I turned from the group of trees and the ‘merrie companie’ in its shade. Midnight was long past; the concert was over, the crowds were thinning. I followed the ebb. Leaving the radiant park and well-lit Haute-Ville (still well-lit, for this it seems was to be a ‘nuit blanche’ in Villette), I sought the dim lower quarter.
Dim I should not say, for the beauty of moonlight—forgotten in the park—here once more flowed in upon percepti
on. High she rode, and calm and stainlessly she shone. The music and the mirth of the fête, the fire and bright hues of those lamps had out-done and out-shone her for an hour, but now, again, her glory and her silence triumphed. The rival lamps were dying: she held her course like a white fate. Drum, trumpet, bugle, had uttered their clangour and were forgotten: with pencil-ray she wrote on heaven and on earth records for archives everlasting. She and those stars seemed to me at once the types and witnesses of truth all regnant. The night-sky lit her reign: like its slow-wheeling progress, advanced her victory—that onward movement which has been, and is, and will be from eternity to eternity.
These oil-twinkling streets are very still: I like them for their lowliness and peace. Homeward-bound burghers pass me now and then, but these companies are pedestrian, make little noise, and are soon gone. So well do I love Villette under her present aspect, not willingly would I re-enter under a roof, but that I am bent on pursuing my strange adventure to a successful close, and quietly regaining my bed in the great dormitory, before Madame Beck comes home.
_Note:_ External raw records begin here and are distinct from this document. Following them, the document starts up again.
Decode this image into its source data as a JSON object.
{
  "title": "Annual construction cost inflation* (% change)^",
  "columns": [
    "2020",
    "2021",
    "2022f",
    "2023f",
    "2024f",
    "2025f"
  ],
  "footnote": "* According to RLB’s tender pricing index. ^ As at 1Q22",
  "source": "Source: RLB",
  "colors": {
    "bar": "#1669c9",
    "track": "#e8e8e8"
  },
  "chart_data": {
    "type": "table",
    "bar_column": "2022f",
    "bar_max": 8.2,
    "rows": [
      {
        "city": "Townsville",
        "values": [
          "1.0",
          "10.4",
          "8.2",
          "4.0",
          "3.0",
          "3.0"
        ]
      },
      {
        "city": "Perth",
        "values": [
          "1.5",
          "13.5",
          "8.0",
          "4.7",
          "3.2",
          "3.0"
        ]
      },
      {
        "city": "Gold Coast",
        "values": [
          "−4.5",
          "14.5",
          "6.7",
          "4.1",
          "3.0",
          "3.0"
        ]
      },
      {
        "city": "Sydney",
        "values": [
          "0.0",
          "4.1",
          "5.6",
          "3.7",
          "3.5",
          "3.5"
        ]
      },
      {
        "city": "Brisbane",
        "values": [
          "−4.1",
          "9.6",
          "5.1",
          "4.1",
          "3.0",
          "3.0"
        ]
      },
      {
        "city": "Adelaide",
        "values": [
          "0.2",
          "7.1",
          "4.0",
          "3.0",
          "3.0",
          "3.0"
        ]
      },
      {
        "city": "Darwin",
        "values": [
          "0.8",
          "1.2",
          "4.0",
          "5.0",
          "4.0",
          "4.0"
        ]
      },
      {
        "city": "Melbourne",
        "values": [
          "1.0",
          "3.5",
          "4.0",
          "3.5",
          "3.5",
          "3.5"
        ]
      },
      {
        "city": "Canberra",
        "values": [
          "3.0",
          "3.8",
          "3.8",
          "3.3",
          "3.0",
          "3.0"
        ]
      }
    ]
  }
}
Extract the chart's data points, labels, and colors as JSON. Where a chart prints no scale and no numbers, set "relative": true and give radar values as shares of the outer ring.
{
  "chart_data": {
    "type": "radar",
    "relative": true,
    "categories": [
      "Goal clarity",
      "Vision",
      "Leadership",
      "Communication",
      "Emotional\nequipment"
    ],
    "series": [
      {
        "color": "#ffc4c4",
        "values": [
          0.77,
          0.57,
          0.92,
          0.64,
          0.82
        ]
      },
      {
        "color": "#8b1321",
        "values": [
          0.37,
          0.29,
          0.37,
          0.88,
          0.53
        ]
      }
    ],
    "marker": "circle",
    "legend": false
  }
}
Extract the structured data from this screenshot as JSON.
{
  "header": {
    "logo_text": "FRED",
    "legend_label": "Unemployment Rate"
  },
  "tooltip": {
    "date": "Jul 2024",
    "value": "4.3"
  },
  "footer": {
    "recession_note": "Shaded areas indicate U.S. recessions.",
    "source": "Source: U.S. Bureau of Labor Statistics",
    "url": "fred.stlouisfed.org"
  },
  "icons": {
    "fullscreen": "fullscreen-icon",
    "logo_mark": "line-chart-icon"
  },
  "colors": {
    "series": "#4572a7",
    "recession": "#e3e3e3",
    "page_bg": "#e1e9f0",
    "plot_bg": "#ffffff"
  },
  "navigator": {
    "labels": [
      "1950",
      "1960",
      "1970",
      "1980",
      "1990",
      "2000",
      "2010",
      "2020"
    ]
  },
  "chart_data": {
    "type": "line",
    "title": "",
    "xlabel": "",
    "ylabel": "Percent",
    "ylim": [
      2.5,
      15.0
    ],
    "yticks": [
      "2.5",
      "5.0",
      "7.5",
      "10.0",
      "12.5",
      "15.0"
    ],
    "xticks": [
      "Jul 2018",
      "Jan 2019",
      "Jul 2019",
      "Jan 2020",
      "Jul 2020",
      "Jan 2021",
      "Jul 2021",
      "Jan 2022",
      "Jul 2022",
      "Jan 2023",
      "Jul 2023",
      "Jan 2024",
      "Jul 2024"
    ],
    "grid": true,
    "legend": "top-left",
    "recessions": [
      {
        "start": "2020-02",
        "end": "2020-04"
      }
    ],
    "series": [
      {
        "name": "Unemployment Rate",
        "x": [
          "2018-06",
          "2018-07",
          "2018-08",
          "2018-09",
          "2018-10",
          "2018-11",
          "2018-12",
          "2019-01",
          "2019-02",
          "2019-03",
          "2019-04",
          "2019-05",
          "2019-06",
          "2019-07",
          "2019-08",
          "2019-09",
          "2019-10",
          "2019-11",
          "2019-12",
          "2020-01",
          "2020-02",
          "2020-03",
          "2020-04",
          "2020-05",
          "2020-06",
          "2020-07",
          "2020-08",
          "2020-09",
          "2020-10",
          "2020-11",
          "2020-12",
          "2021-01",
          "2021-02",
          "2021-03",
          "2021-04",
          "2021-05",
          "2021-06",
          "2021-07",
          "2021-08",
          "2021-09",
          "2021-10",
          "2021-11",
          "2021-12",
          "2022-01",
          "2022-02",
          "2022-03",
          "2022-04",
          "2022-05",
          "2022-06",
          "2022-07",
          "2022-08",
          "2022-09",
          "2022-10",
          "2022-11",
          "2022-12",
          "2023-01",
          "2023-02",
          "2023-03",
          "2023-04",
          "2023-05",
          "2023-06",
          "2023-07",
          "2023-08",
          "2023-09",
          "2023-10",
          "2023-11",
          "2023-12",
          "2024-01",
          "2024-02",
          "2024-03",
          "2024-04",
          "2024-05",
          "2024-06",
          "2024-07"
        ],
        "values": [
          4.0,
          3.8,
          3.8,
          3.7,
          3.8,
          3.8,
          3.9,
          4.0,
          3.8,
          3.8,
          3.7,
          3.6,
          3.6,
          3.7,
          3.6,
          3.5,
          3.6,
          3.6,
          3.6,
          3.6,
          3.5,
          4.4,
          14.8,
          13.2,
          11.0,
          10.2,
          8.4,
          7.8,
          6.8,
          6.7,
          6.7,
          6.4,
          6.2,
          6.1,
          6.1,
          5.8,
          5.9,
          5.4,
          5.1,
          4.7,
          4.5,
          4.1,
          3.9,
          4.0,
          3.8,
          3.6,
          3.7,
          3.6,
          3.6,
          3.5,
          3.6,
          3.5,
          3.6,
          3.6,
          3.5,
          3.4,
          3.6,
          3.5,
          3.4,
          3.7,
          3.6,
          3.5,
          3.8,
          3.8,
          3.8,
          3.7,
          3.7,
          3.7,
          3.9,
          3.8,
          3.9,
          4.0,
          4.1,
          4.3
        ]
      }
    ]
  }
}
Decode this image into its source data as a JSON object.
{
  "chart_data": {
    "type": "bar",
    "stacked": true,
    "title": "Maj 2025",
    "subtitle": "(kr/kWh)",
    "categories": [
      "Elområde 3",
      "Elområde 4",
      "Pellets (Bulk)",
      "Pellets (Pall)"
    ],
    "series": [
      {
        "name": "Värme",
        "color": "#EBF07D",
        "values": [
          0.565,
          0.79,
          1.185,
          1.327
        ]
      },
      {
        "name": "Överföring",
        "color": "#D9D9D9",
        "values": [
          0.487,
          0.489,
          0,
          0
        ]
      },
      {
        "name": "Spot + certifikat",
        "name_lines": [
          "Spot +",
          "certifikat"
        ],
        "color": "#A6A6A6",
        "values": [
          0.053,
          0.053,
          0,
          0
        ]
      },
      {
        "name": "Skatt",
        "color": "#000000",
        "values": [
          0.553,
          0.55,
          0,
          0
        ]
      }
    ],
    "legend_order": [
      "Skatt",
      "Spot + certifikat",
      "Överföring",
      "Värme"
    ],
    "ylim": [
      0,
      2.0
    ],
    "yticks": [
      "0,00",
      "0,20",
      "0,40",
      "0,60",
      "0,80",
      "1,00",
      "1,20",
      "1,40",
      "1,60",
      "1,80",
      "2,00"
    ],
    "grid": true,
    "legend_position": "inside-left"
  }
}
Only one street lies between me and the Rue Fossette; as I enter it, for the first time, the sound of a carriage tears up the deep peace of this quarter. It comes this way—comes very fast. How loud sounds its rattle on the paved path! The street is narrow and I keep carefully to the causeway. The carriage thunders past, but what do I see, or fancy I see, as it rushes by? Surely something white fluttered from that window—surely a hand waved a handkerchief. Was that signal meant for me? Am I known? Who could recognize me? That is not M. de Bassompierre’s carriage, nor Mrs. Bretton’s; and besides, neither the Hotel Crécy nor the chateau of La Terrasse lies in that direction. Well, I have no time for conjecture: I must hurry home.